Let the [widow], then, [recognize] that she is God's altar, and let her [sit still] in her house; let her not with [any pretext] wander about in the houses of the faithful, in order to receive: for neither does God's altar ever wander about anywhere, but is settled in one spot. The widow, then, ought not to wander about among houses: for they who wander about and are shameless, keep not still in their houses because they are not widows but wallets (and care for nothing but to be om. AC)] ready to [receive], (and because they are talkative and om. AC) [tattlers], slanderers . . . counsellors of strife, [shameless], immodest: [and they that are such] are not [found] worthy [of Him who] called them."
"But let a woman rather be devoted to the ministry of women, and a male deacon to the ministry of men."
Testamentum Domini (c. 475)
The contents indicate that deaconesses were to help the bishop.

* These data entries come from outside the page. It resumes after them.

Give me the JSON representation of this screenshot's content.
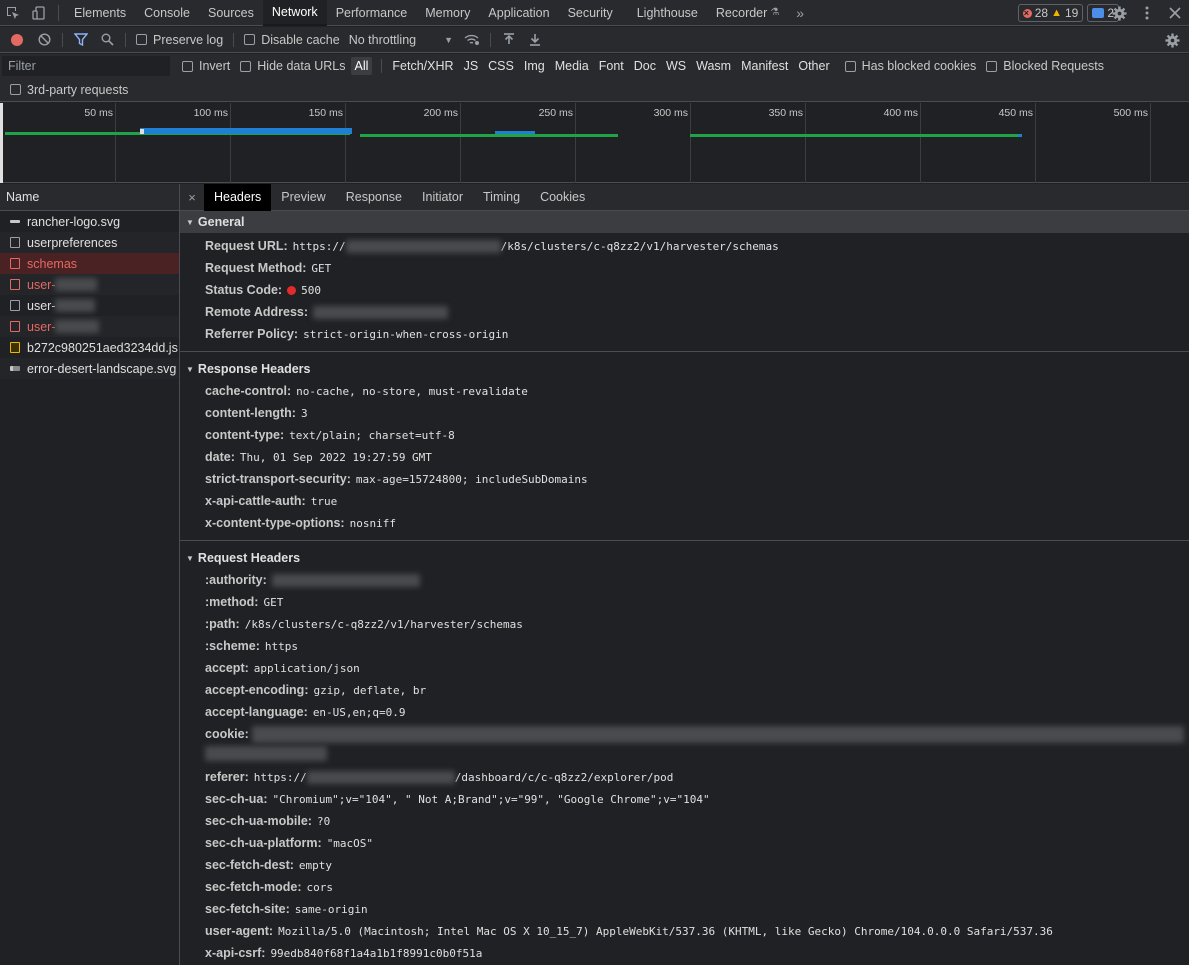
{
  "topbar": {
    "tabs": [
      "Elements",
      "Console",
      "Sources",
      "Network",
      "Performance",
      "Memory",
      "Application",
      "Security",
      "Lighthouse",
      "Recorder"
    ],
    "active_tab": "Network",
    "errors": "28",
    "warnings": "19",
    "messages": "2"
  },
  "toolbar": {
    "preserve_log": "Preserve log",
    "disable_cache": "Disable cache",
    "throttling": "No throttling"
  },
  "filter": {
    "placeholder": "Filter",
    "invert": "Invert",
    "hide_data_urls": "Hide data URLs",
    "types": [
      "All",
      "Fetch/XHR",
      "JS",
      "CSS",
      "Img",
      "Media",
      "Font",
      "Doc",
      "WS",
      "Wasm",
      "Manifest",
      "Other"
    ],
    "blocked_cookies": "Has blocked cookies",
    "blocked_requests": "Blocked Requests",
    "third_party": "3rd-party requests"
  },
  "overview": {
    "ticks": [
      "50 ms",
      "100 ms",
      "150 ms",
      "200 ms",
      "250 ms",
      "300 ms",
      "350 ms",
      "400 ms",
      "450 ms",
      "500 ms"
    ]
  },
  "requests": {
    "header": "Name",
    "items": [
      {
        "name": "rancher-logo.svg"
      },
      {
        "name": "userpreferences"
      },
      {
        "name": "schemas"
      },
      {
        "name": "user-"
      },
      {
        "name": "user-"
      },
      {
        "name": "user-"
      },
      {
        "name": "b272c980251aed3234dd.js"
      },
      {
        "name": "error-desert-landscape.svg"
      }
    ]
  },
  "detail": {
    "tabs": [
      "Headers",
      "Preview",
      "Response",
      "Initiator",
      "Timing",
      "Cookies"
    ],
    "active_tab": "Headers",
    "general": {
      "title": "General",
      "request_url_key": "Request URL:",
      "request_url_prefix": "https://",
      "request_url_suffix": "/k8s/clusters/c-q8zz2/v1/harvester/schemas",
      "method_key": "Request Method:",
      "method": "GET",
      "status_key": "Status Code:",
      "status": "500",
      "remote_key": "Remote Address:",
      "referrer_policy_key": "Referrer Policy:",
      "referrer_policy": "strict-origin-when-cross-origin"
    },
    "response_headers": {
      "title": "Response Headers",
      "items": [
        {
          "k": "cache-control:",
          "v": "no-cache, no-store, must-revalidate"
        },
        {
          "k": "content-length:",
          "v": "3"
        },
        {
          "k": "content-type:",
          "v": "text/plain; charset=utf-8"
        },
        {
          "k": "date:",
          "v": "Thu, 01 Sep 2022 19:27:59 GMT"
        },
        {
          "k": "strict-transport-security:",
          "v": "max-age=15724800; includeSubDomains"
        },
        {
          "k": "x-api-cattle-auth:",
          "v": "true"
        },
        {
          "k": "x-content-type-options:",
          "v": "nosniff"
        }
      ]
    },
    "request_headers": {
      "title": "Request Headers",
      "authority_key": ":authority:",
      "items_a": [
        {
          "k": ":method:",
          "v": "GET"
        },
        {
          "k": ":path:",
          "v": "/k8s/clusters/c-q8zz2/v1/harvester/schemas"
        },
        {
          "k": ":scheme:",
          "v": "https"
        },
        {
          "k": "accept:",
          "v": "application/json"
        },
        {
          "k": "accept-encoding:",
          "v": "gzip, deflate, br"
        },
        {
          "k": "accept-language:",
          "v": "en-US,en;q=0.9"
        }
      ],
      "cookie_key": "cookie:",
      "referer_key": "referer:",
      "referer_prefix": "https://",
      "referer_suffix": "/dashboard/c/c-q8zz2/explorer/pod",
      "items_b": [
        {
          "k": "sec-ch-ua:",
          "v": "\"Chromium\";v=\"104\", \" Not A;Brand\";v=\"99\", \"Google Chrome\";v=\"104\""
        },
        {
          "k": "sec-ch-ua-mobile:",
          "v": "?0"
        },
        {
          "k": "sec-ch-ua-platform:",
          "v": "\"macOS\""
        },
        {
          "k": "sec-fetch-dest:",
          "v": "empty"
        },
        {
          "k": "sec-fetch-mode:",
          "v": "cors"
        },
        {
          "k": "sec-fetch-site:",
          "v": "same-origin"
        },
        {
          "k": "user-agent:",
          "v": "Mozilla/5.0 (Macintosh; Intel Mac OS X 10_15_7) AppleWebKit/537.36 (KHTML, like Gecko) Chrome/104.0.0.0 Safari/537.36"
        },
        {
          "k": "x-api-csrf:",
          "v": "99edb840f68f1a4a1b1f8991c0b0f51a"
        }
      ]
    }
  }
}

She anointed the women being baptized, and spread a veil hiding their nudity from the bishop. They were also door keepers. Deacons oversaw men and women and saw that good order was maintained among the women in the assembly.
Christian heretical sects honoured women in the way priestesses and vestal virgins were honoured in Greece and Rome. Nearly every founder of a sect had a woman to assist him (e.g., Simon Magnus had Helene, and Montanus had Maximilla). One Montanist sect actually praised Eve for eating the fruit first, and applauded Miriam and the daughters of Philip who publicly expressed the right of women to prophesy. They allowed women to hold the offices of bishops, elders, and deacons, appealing to Paul's word in Galatians 3:28 for support. It was perhaps because of this group that Tertullian spoke with such zeal against women.